Bajracharya et al. (2018) avaliaram o impacto das mudanças climáticas sobre o regime hidrológico de uma bacia hidrográfica do Nepal, dominada pela ocorrência de neve. A simulação hidrológica foi conduzida junto ao modelo SWAT e, as projeções climáticas, obtidas para os RCP’s 4.5 e 8.5. Segundo relatam os autores, o efeito sinérgico de aumento da precipitação e da temperatura provoca maior derretimento de neve, implicando diretamente no aumento das vazões e produção de água no exutório da bacia.

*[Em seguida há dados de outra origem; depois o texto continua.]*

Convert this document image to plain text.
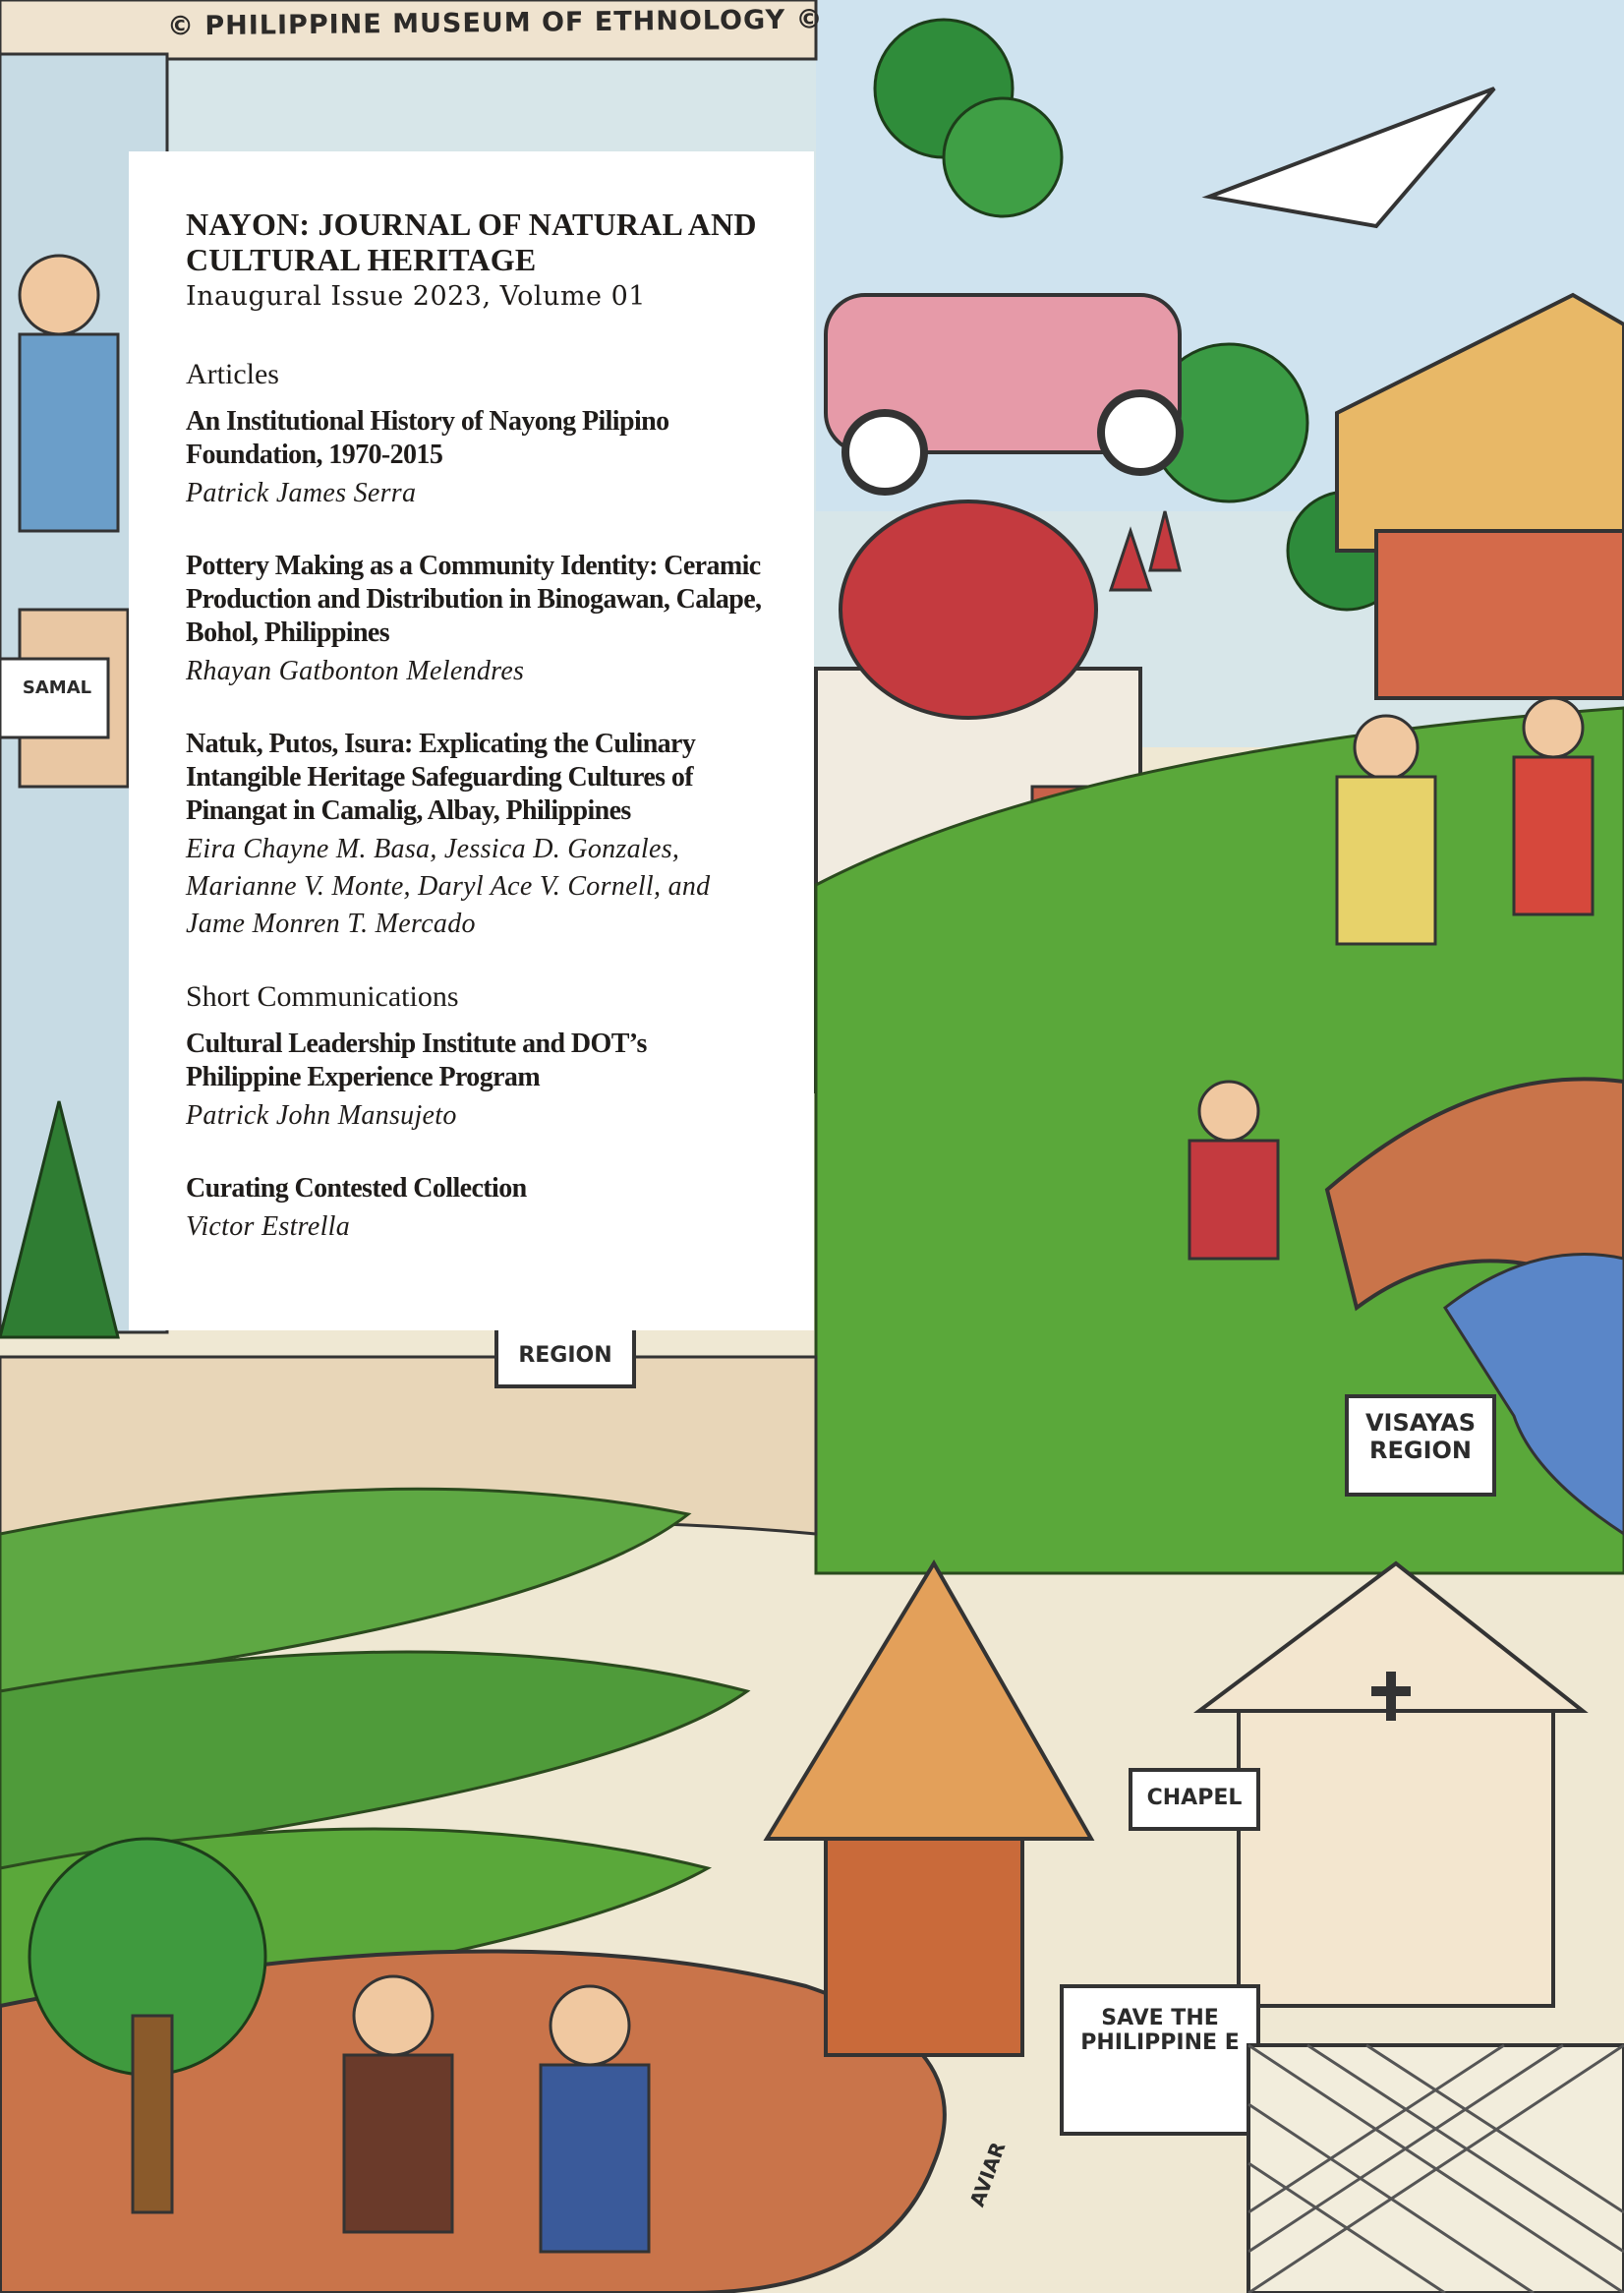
© PHILIPPINE MUSEUM OF ETHNOLOGY ©
REGION
VISAYAS REGION
CHAPEL
SAVE THE PHILIPPINE E
AVIAR
SAMAL
NAYON: JOURNAL OF NATURAL AND CULTURAL HERITAGE
Inaugural Issue 2023, Volume 01
Articles
An Institutional History of Nayong Pilipino Foundation, 1970-2015
Patrick James Serra
Pottery Making as a Community Identity: Ceramic Production and Distribution in Binogawan, Calape, Bohol, Philippines
Rhayan Gatbonton Melendres
Natuk, Putos, Isura: Explicating the Culinary Intangible Heritage Safeguarding Cultures of Pinangat in Camalig, Albay, Philippines
Eira Chayne M. Basa, Jessica D. Gonzales, Marianne V. Monte, Daryl Ace V. Cornell, and Jame Monren T. Mercado
Short Communications
Cultural Leadership Institute and DOT’s Philippine Experience Program
Patrick John Mansujeto
Curating Contested Collection
Victor Estrella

Nilawar e Waikar (2019) avaliaram o impacto das mudanças climáticas nas vazões e concentração de sedimentos em uma bacia hidrográfica da China. Os autores empregaram o modelo hidrológico SWAT e três modelos climáticos sob os RCP’s 4.5 e 8.5, obtendo resultados que indicam acréscimo nas vazões médias mensais e na concentração média mensal de sedimentos, sendo mais pronunciado quando analisado o RCP 8.5. Para Nilawar e Waikar (2019) o estudo fornece informações úteis sobre futuros cenários hidrológicos, fomentando a formulação e implementação de estratégias de gestão dos recursos hídricos.